It looks like the fastest way to do this is simply a[mask[a]]
. I wrote a quick test which shows the difference in speed of the two methods depending on the coverage of the mask, p (the number of true items / n).
import timeit
import matplotlib.pyplot as plt
import numpy as np
n = 10000
p = 0.25
slow_times = []
fast_times = []
p_space = np.linspace(0, 1, 100)
for p in p_space:
mask = np.random.choice([True, False], n, p=[p, 1 - p])
a = np.arange(n)
np.random.shuffle(a)
y = np.array([x for x in a if mask[x]])
z = a[mask[a]]
n_test = 100
t1 = timeit.timeit(lambda: np.array([x for x in a if mask[x]]), number=n_test)

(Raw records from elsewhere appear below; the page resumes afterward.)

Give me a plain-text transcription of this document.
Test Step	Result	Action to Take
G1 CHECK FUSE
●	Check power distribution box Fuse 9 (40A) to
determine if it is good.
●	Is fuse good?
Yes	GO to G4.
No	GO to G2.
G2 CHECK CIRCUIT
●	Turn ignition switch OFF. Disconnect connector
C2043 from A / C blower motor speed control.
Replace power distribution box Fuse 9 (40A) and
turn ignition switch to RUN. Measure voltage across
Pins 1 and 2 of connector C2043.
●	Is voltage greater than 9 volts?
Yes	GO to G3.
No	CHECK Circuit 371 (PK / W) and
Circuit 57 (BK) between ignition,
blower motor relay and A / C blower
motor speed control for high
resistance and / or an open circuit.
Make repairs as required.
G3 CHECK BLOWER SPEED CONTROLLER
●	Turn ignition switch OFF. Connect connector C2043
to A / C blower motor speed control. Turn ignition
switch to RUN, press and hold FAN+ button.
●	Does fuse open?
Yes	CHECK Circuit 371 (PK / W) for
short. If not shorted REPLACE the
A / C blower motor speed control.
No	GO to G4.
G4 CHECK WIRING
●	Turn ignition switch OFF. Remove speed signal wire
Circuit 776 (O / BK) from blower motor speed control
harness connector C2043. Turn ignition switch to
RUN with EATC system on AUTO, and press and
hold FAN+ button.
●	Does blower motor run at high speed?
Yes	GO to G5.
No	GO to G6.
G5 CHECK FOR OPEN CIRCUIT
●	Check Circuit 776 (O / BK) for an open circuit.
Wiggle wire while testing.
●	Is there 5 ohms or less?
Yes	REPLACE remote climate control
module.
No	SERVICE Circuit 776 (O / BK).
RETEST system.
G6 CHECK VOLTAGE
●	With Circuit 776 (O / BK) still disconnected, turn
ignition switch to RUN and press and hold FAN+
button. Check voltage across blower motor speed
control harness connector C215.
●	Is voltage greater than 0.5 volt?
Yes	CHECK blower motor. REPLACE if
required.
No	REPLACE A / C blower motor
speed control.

t2 = timeit.timeit(lambda: a[mask[a]], number=n_test)
slow_times.append(t1)
fast_times.append(t2)
plt.plot(p_space, slow_times, label='slow')
plt.plot(p_space, fast_times, label='fast')
plt.xlabel('p (# true items in mask)')
plt.ylabel('time (ms)')
plt.legend()
plt.title('Speed of method vs. coverage of mask')
plt.show()
Which gave me this plot

So this method is a whole lot faster regardless of the coverage of mask.